Busch had always liked the Durocher type of manager, so much so that he had hired two imitation Durochers, Eddie Stanky and Solly Hemus. When the original was recalled so forcefully to his mind Busch put in a call to the station and arranged for Leo to come secretly out to his farm the following morning. What Gussie told Leo in effect was: "Look, it's no secret that we're thinking of making a change next year. If we do, and if you're available, I want you to manage for me."
While that isn't a definite commitment, it's just about as close as you can come. Busch knew he would be looking for a manager at the end of the year, and so did Durocher and everybody else. As for Leo, there was no doubt whatsoever that he could make himself available at a moment's notice. Leo being Leo, the word soon went out along all communications media, including Radio Free Europe, that he was all set to become the next Cardinal manager.
But, as everyone knows, the Cardinals—sparked by Devine's last acquisition, Lou Brock—suddenly got hot. You could see a nicely developing situation where the Cards could finish as high as second place, leaving Gussie in the embarrassing position of having already fired the man who had put the team together and now having to bounce the manager who brought them home with such a rush.
The pennant? Naw, there's no chance of winning the pennant. It's Magic Number time, Mac. What do you want the Phillies to do for you, collapse?
And then it was as if Somebody Up There blew a whistle. The Cards couldn't lose, the Phillies couldn't do anything except lose and Gussie Busch had become the first right-handed beer baron to make himself look utterly ridiculous while winning a pennant and world championship.
It had become unthinkable, impossible and impolitic to fire Keane. The manager who had been publicly humiliated was now sitting pretty. "Isn't it great," everybody was saying. " Keane is in a position now to keep Gussie on the griddle and then write his own ticket."
That wasn't the true situation at all, though. Keane, as a matter of fact, was on the griddle far more than Gussie Busch. He could write his own ticket, Keane knew, only because Bing Devine had tried to protect him and had lost his job in the process. Everything had been turned upside down. If Busch was in a position where the higher his team finished the worse he looked, Keane was in a position where the better the deal he made for himself the worse he was selling out. As a decent man, he had to quit.

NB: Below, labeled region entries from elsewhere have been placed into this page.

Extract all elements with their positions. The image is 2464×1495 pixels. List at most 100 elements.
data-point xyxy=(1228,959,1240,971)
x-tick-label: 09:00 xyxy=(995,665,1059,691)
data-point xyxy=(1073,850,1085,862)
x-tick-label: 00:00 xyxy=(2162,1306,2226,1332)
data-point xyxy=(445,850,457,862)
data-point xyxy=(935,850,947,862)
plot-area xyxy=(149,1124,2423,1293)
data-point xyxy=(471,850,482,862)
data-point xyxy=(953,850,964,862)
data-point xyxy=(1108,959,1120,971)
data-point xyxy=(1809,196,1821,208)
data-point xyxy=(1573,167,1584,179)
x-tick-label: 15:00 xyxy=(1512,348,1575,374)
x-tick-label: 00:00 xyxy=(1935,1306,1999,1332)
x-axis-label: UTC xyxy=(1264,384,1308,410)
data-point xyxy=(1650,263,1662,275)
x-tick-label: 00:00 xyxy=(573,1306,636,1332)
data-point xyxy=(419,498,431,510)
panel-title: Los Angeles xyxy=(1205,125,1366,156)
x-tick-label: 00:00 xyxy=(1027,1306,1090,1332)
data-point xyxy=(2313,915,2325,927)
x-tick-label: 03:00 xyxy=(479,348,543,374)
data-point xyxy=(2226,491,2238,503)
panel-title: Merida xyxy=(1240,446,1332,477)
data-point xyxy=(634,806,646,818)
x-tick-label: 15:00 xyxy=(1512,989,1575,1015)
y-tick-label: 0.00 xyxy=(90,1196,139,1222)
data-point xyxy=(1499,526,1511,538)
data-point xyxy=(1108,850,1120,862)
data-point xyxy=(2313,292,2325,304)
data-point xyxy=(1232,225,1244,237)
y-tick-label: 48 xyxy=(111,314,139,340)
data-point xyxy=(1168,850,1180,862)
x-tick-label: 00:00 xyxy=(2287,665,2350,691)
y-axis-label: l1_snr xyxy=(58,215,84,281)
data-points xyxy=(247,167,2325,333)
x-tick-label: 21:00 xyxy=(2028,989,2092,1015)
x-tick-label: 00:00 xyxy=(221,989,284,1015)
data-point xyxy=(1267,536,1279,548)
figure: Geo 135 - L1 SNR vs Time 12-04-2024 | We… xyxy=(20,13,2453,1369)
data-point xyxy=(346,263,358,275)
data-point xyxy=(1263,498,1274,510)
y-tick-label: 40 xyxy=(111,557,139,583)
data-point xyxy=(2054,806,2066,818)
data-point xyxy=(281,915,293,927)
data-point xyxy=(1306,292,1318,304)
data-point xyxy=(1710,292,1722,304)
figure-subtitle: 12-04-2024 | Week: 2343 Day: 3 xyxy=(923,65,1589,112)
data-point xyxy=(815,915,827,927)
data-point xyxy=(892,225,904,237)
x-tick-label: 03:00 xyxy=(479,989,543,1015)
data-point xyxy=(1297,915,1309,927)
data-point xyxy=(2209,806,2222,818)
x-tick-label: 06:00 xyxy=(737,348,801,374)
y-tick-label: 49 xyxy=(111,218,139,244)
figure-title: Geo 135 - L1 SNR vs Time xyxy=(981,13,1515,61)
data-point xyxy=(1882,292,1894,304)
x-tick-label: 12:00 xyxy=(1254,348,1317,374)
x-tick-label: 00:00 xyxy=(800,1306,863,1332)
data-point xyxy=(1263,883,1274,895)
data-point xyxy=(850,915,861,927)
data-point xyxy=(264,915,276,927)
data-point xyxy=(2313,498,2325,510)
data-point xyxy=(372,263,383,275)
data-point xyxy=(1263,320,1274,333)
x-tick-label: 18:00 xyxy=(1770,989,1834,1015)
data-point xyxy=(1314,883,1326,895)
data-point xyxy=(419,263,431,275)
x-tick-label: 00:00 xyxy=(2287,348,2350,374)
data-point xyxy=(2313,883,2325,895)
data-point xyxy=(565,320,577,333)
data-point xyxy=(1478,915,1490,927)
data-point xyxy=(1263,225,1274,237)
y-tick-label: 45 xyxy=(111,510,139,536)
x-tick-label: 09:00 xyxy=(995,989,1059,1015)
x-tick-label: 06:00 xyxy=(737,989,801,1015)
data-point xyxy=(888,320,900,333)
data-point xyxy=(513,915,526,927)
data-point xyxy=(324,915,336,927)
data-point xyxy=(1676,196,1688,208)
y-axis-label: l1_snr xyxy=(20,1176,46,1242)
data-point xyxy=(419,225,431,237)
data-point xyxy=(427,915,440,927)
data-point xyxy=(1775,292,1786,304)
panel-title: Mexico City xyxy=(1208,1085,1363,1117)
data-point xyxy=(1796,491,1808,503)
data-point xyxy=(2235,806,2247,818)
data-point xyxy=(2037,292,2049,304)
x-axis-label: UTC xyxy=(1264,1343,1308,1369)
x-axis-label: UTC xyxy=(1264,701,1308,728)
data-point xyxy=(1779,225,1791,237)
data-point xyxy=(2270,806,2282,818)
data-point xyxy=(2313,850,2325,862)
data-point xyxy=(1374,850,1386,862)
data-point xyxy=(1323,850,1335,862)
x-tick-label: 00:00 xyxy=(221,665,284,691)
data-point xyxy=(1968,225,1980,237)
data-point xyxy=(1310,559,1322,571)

Perhaps it would be well to mention here that there may have been another reason Johnny Keane had to quit the Cardinals. There have been persistent rumors, denied by both Keane and Ralph Houk, that early in September, when both the Cardinals and the Yankees looked like certain losers, Keane agreed to manage the Yankees in 1965. Such an arrangement is common enough in baseball. A club, in need of a manager for next season, contacts a manager who needs a job. Simple. Rumor has it that in early September, with the Yankees in Kansas City and the Cardinals at home, a member of the New York organization contacted Keane to see if he was interested. He was. A week later, in Chicago, Keane and another Yankee official are supposed to have reached an agreement by handshake. Nothing was put in writing, so that when Keane was later asked if he had a job with the Yankees before he resigned his job with the Cardinals he could say no with a degree of honesty. After all, handshake deals have fallen through before, as Leo Durocher was to find out. It is an intriguing story, but both Keane and Houk have publicly denied it.